プロローグ
ヴィス・クロットは、まだみんなが寝ている時間にそっと立ち上がり、静かに息を吐いた。
日が昇るまえの冷たい空気が白くなり、そして、とけて見えなくなる。
細い両腕を天井にむけて突きだし、大きな伸びをすると、わき腹に刺すような寒気がまとわりついた。ヴィスはそのままの姿勢で、目を閉じ、精神を集中させた。
鳥の鳴き声もまだ聞こえない黎明。聞こえるのは、ときおり、寝返りをうつ相部屋の客の寝言くらいだった。

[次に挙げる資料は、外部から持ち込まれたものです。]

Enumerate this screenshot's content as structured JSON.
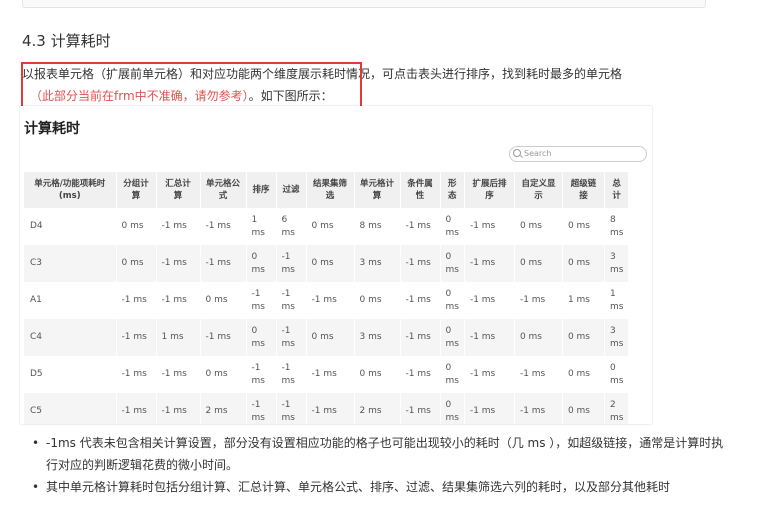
{
  "section": {
    "title": "4.3 计算耗时"
  },
  "intro": {
    "line1": "以报表单元格（扩展前单元格）和对应功能两个维度展示耗时情况，可点击表头进行排序，找到耗时最多的单元格",
    "note": "（此部分当前在frm中不准确，请勿参考）",
    "line2_suffix": "。如下图所示："
  },
  "screenshot": {
    "title": "计算耗时",
    "search_placeholder": "Search",
    "columns": [
      "单元格/功能项耗时(ms)",
      "分组计算",
      "汇总计算",
      "单元格公式",
      "排序",
      "过滤",
      "结果集筛选",
      "单元格计算",
      "条件属性",
      "形态",
      "扩展后排序",
      "自定义显示",
      "超级链接",
      "总计"
    ],
    "rows": [
      [
        "D4",
        "0 ms",
        "-1 ms",
        "-1 ms",
        "1 ms",
        "6 ms",
        "0 ms",
        "8 ms",
        "-1 ms",
        "0 ms",
        "-1 ms",
        "0 ms",
        "0 ms",
        "8 ms"
      ],
      [
        "C3",
        "0 ms",
        "-1 ms",
        "-1 ms",
        "0 ms",
        "-1 ms",
        "0 ms",
        "3 ms",
        "-1 ms",
        "0 ms",
        "-1 ms",
        "0 ms",
        "0 ms",
        "3 ms"
      ],
      [
        "A1",
        "-1 ms",
        "-1 ms",
        "0 ms",
        "-1 ms",
        "-1 ms",
        "-1 ms",
        "0 ms",
        "-1 ms",
        "0 ms",
        "-1 ms",
        "-1 ms",
        "1 ms",
        "1 ms"
      ],
      [
        "C4",
        "-1 ms",
        "1 ms",
        "-1 ms",
        "0 ms",
        "-1 ms",
        "0 ms",
        "3 ms",
        "-1 ms",
        "0 ms",
        "-1 ms",
        "0 ms",
        "0 ms",
        "3 ms"
      ],
      [
        "D5",
        "-1 ms",
        "-1 ms",
        "0 ms",
        "-1 ms",
        "-1 ms",
        "-1 ms",
        "0 ms",
        "-1 ms",
        "0 ms",
        "-1 ms",
        "-1 ms",
        "0 ms",
        "0 ms"
      ],
      [
        "C5",
        "-1 ms",
        "-1 ms",
        "2 ms",
        "-1 ms",
        "-1 ms",
        "-1 ms",
        "2 ms",
        "-1 ms",
        "0 ms",
        "-1 ms",
        "-1 ms",
        "0 ms",
        "2 ms"
      ]
    ]
  },
  "bullets": [
    "-1ms 代表未包含相关计算设置，部分没有设置相应功能的格子也可能出现较小的耗时（几 ms ），如超级链接，通常是计算时执行对应的判断逻辑花费的微小时间。",
    "其中单元格计算耗时包括分组计算、汇总计算、单元格公式、排序、过滤、结果集筛选六列的耗时，以及部分其他耗时"
  ],
  "colors": {
    "highlight_border": "#e53935",
    "note_text": "#e05050"
  }
}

ヴィスはゆっくりと目を開き、今度は床に腰をおろした。置いてあった麻袋に手をいれ、一掴みの骨を取り出すと、広げてあった羊皮紙の上にばら撒いた。
「あっ」
ヴィスは、散らばった骨の状態を見て、思わず声を漏らした。
彼の骨占いは、いままでに見たこともないような凶相(悪いことが起こる前兆)を示していた。それこそ人の生き死に関わるような凶相だった。
ヴィスは眉をひそめながら、唇を噛んだ。
これは一体……。
唇を噛んだまま、ヴィスは考えた。
占師は、自分に関することを占ってはいけない。ヴィスもその禁忌についてはよく知っている。だから、自分のことを占ったりはしない。

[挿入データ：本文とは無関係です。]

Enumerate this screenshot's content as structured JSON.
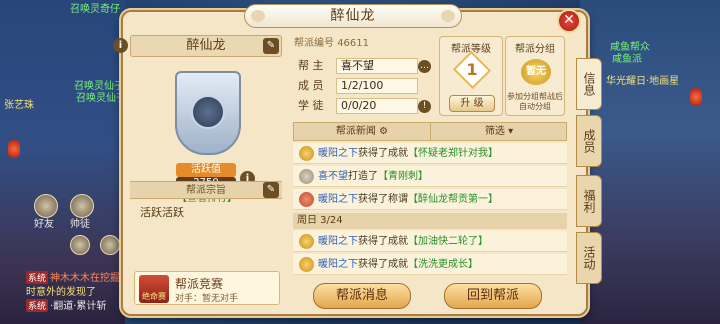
{
  "background": {
    "left_texts": [
      "召唤灵奇仔",
      "召唤灵仙子",
      "召唤灵仙子"
    ],
    "left_names": [
      "张艺珠",
      "好友",
      "帅徒"
    ],
    "right_texts": [
      "咸鱼帮众",
      "咸鱼派",
      "华光耀日·地画星"
    ],
    "chat": [
      {
        "tag": "系统",
        "text": "神木木木在挖掘"
      },
      {
        "tag": "",
        "text": "时意外的发现了"
      },
      {
        "tag": "系统",
        "text": "·翻道·累计斩"
      }
    ]
  },
  "panel": {
    "title": "醉仙龙",
    "close": "✕"
  },
  "guild": {
    "name": "醉仙龙",
    "active_badge": "活跃值",
    "active_score": "2750",
    "rank_link": "【查看排行】",
    "purpose_header": "帮派宗旨",
    "purpose_text": "活跃活跃",
    "battle_title": "帮派竞赛",
    "battle_sub": "对手：暂无对手",
    "battle_icon_text": "绝命赛"
  },
  "stats": {
    "guild_no_label": "帮派编号",
    "guild_no": "46611",
    "leader_label": "帮 主",
    "leader": "喜不望",
    "members_label": "成 员",
    "members": "1/2/100",
    "apprentice_label": "学 徒",
    "apprentice": "0/0/20"
  },
  "level": {
    "title": "帮派等级",
    "value": "1",
    "upgrade": "升 级"
  },
  "group": {
    "title": "帮派分组",
    "value": "暂无",
    "note": "参加分组帮战后自动分组"
  },
  "news": {
    "tab_news": "帮派新闻",
    "tab_filter": "筛选",
    "date": "周日 3/24",
    "items": [
      {
        "name": "暖阳之下",
        "act": "获得了成就",
        "val": "【怀疑老郑针对我】",
        "icon": "gold"
      },
      {
        "name": "喜不望",
        "act": "打造了",
        "val": "【青刚刺】",
        "icon": "gray"
      },
      {
        "name": "暖阳之下",
        "act": "获得了称谓",
        "val": "【醉仙龙帮贡第一】",
        "icon": "red"
      },
      {
        "name": "暖阳之下",
        "act": "获得了成就",
        "val": "【加油快二轮了】",
        "icon": "gold"
      },
      {
        "name": "暖阳之下",
        "act": "获得了成就",
        "val": "【洗洗更成长】",
        "icon": "gold"
      }
    ]
  },
  "buttons": {
    "guild_msg": "帮派消息",
    "return_guild": "回到帮派"
  },
  "tabs": [
    "信息",
    "成员",
    "福利",
    "活动"
  ]
}
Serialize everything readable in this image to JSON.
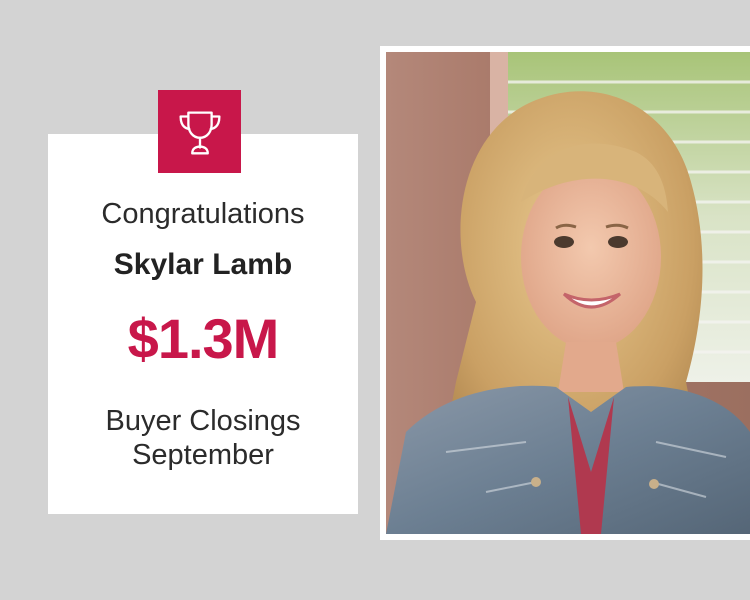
{
  "award": {
    "congrats_text": "Congratulations",
    "agent_name": "Skylar Lamb",
    "amount": "$1.3M",
    "category": "Buyer Closings",
    "month": "September"
  },
  "colors": {
    "background": "#d3d3d3",
    "accent": "#c8174a",
    "card": "#ffffff",
    "text": "#2b2b2b"
  },
  "icons": {
    "badge_icon": "trophy-icon"
  },
  "photo": {
    "subject": "headshot-photo"
  }
}
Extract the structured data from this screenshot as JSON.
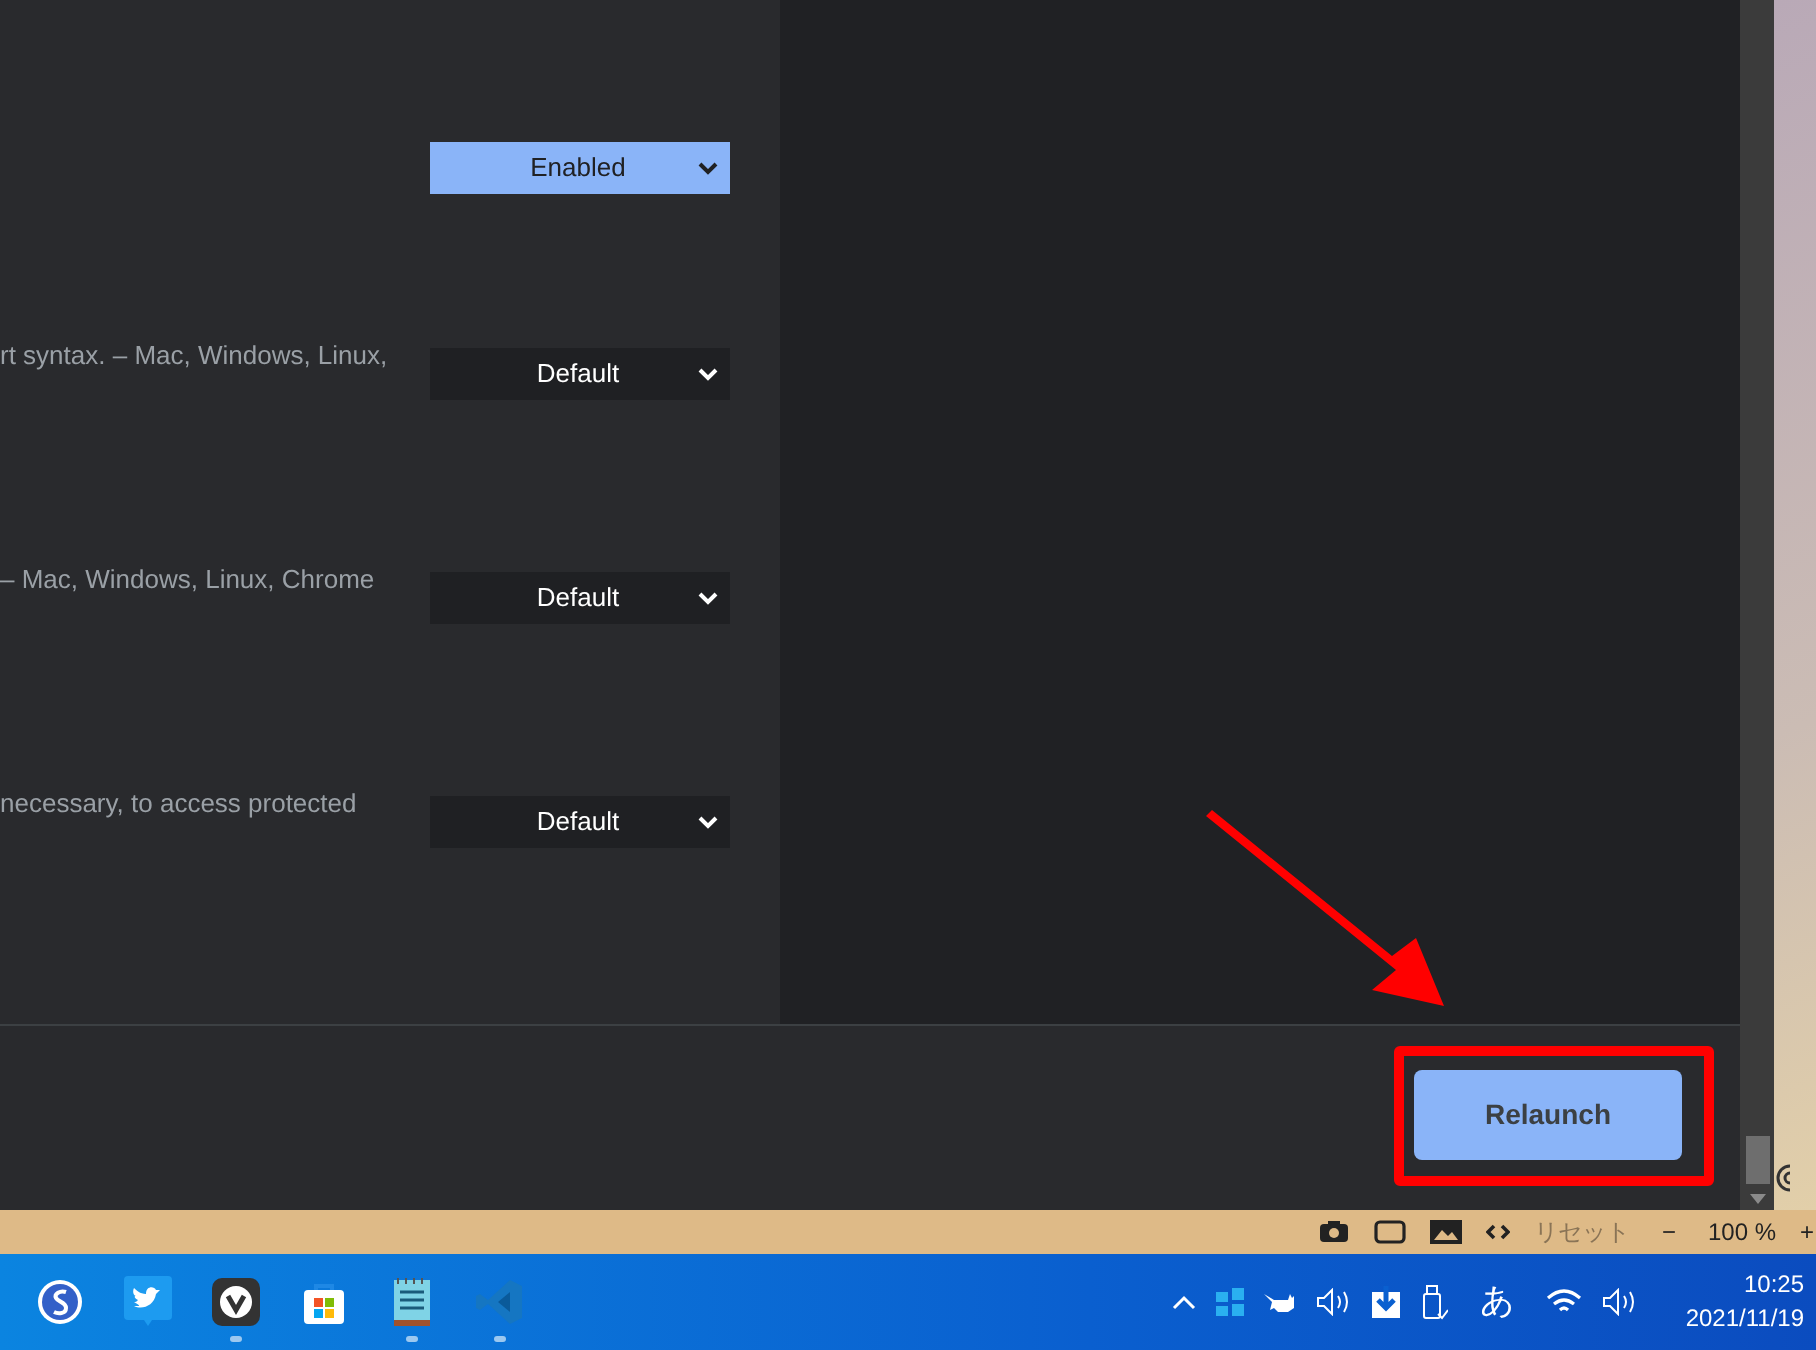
{
  "flags": [
    {
      "value": "Enabled",
      "highlighted": true
    },
    {
      "description": "rt syntax. – Mac, Windows, Linux,",
      "value": "Default",
      "highlighted": false
    },
    {
      "description": "– Mac, Windows, Linux, Chrome",
      "value": "Default",
      "highlighted": false
    },
    {
      "description": "necessary, to access protected",
      "value": "Default",
      "highlighted": false
    }
  ],
  "relaunch_button": "Relaunch",
  "status_bar": {
    "reset": "リセット",
    "zoom_out": "−",
    "zoom": "100 %",
    "zoom_in": "+"
  },
  "taskbar": {
    "apps": [
      {
        "kind": "simplenote",
        "running": false
      },
      {
        "kind": "twitter",
        "running": false
      },
      {
        "kind": "vivaldi",
        "running": true
      },
      {
        "kind": "store",
        "running": false
      },
      {
        "kind": "notepad",
        "running": true
      },
      {
        "kind": "vscode",
        "running": true
      }
    ],
    "ime": "あ",
    "time": "10:25",
    "date": "2021/11/19"
  }
}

毎朝、彼が占うのは、旅で訪れた町の将来であったり、今年のトウモロコシの収穫高であったり、あと、はた迷惑な話かもしれないが、相部屋になった客の運勢だったりした。
だが、今朝にかぎって大物の運勢を占った。
大物の名はリューベル・ケーナバルト二世。
隣国ケーナバルトの王だった。
幼くして王位に就いたケーナバルト二世は穏やかな性格で情に厚く、文武両道の賢君として有名だった。ヴィスは旅先で王のいろいろな噂を耳にするうち、自分と年齢の近い王に強い尊敬と羨望の気持ちを持つようになっていた。だから、王の吉相(良いことが起こる前兆)を占い、その繁栄を知ろうとした。
それが、まさかこんなことになろうとは。
いますぐ、知らせに行くべきだろう。しかし――。
ヴィスは胸の鼓動が早くなるのを感じながら、ためらった。
ケーナバルトにむかったとして、はたして、話を信じてくれるだろうか。
骨ははっきりと凶相を表している。だが、それがどんな結末を示しているのか具体的にはわからなかった。なにに気をつければよいのか、なにが災いするのか、この骨の配置からでは読み取れなかった。雲をつかむような話だ。誰が信じてくれるだろう。
ヴィスは考えを振り払うように、大きく頭をふった。
いや、弱気になってはダメだ。悪いことが起こるとわかっていて、知らせに行かないのなら、そもそも占うことに何の意味もない。それでは忌み嫌う師匠と同じだ。
ヴィスは故郷のファーフェイトが滅びたときのことを思い出した。隣国の騎馬軍が攻めてくることを占っておきながら、なにもしようとしなかった師匠の顔が脳裏をよぎる。
逃げのびたあと、師匠は得意げにこういった。
「どうだ、占ったとおりになっただろう」
あのときの言葉は一生忘れることができない。
だから、なんだというんだ。
その占いの結果通り、生き残った者たちは散り散りになり、流浪の民になってしまった。あのとき、もっと強く運命にあらがっていれば、あるいはちがう結果が出ていたかもしれない。故郷の運命よりも占い師のプライドを守った師匠。ヴィスはそんな師匠の対極にいたかった。同じ占いの世界に身を置くにせよ、ちがう道を歩みたかった。
突然、相部屋の宿泊客が大きく寝返りを打った。ヴィスは大袈裟に反応し、反射的に身構えた。相部屋の男は、むにゃむにゃと寝言にならない呪文を唱え、また深い眠りの世界へと戻っていった。ヴィスはゆっくりとため息をついた。それから、すぐに骨をかき集め、羊皮紙を折りたたんだ。物音を立てないよう気を遣い、そして、そのまま宿を出た。
隣国といっても、ケーナバルトまではかなり遠い。いまから急いだところで、はたして間に合うのかどうかさえ、疑問だった。
だが、ヴィスは足早に歩きだしていた。